Take Stacey, the wife of Ryan Giggs, as example.

But now reports claim Cheryl and Ashley are canoodling again. That he contacted her with a shoulder to cry on when she got the boot from the U.S. X-Factor and a reconciliation could be on the cards. Her agent must want to take her by her teeny little shoulders and lead her off to a shrink. And not just to reduce the size of her lollypop head.

How on earth can she put all his sordid affairs behind her and trust that every time he plays away, there’s only one ball on his mind?

She’s no doubt being spoon-fed the line that their time apart, that very public divorce, has made Ashley mature enough to realise what an idiot he was. That he should have cherished his national sweetheart of a wife and his wedding vows.

And then there’s Rihanna, that so self-assured pop diva, getting tweet again with the boyfriend who beat her up. A few months ago, she had a restraining order on him axed.

Is this about weak little women with low self-esteem who can’t resist the perennial lure of the bad boy?

Or is it more about the capable, strong woman who got ripped apart, deciding she wants to replay the broken record her way? Maybe Cheryl and Rihanna, like so many non-famous women, want to get back into the relationships that nearly drove them insane (and the best friends who had to listen to every little detail a million times) on their own terms. Or finally feel in control as they keep the remorseful ex dangling on a string like a pining pup and bat him back and forth.

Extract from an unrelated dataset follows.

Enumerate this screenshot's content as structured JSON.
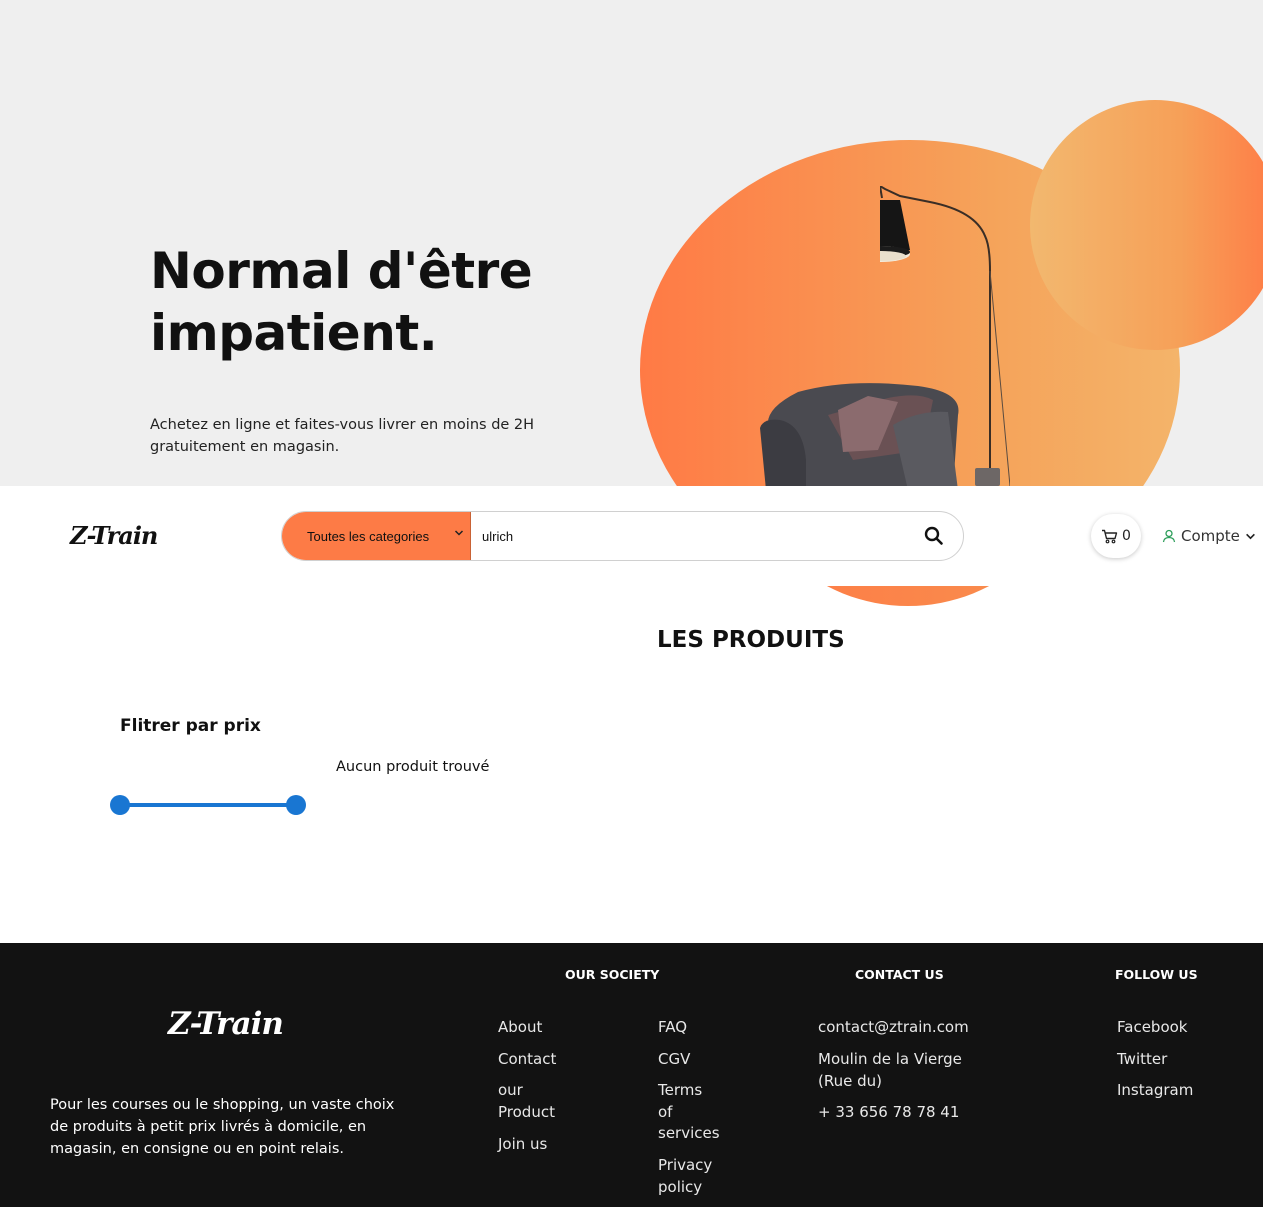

Whichever, it’s a dangerous game. Been there, done that and got the tear-stained pillowcase.

The thing about those leopard-spots is that usually they’re not just skin-deep. The inability to stay faithful, the ability to hit women, is in the psyche. It takes a lot of sessions on the couch to bleach the damned things out.

Resurrecting a love affair that deserved its cremation is like playing with fire.

For ex, we should think expired and extinct and excruciating pain. Not excitement. Not exhumation.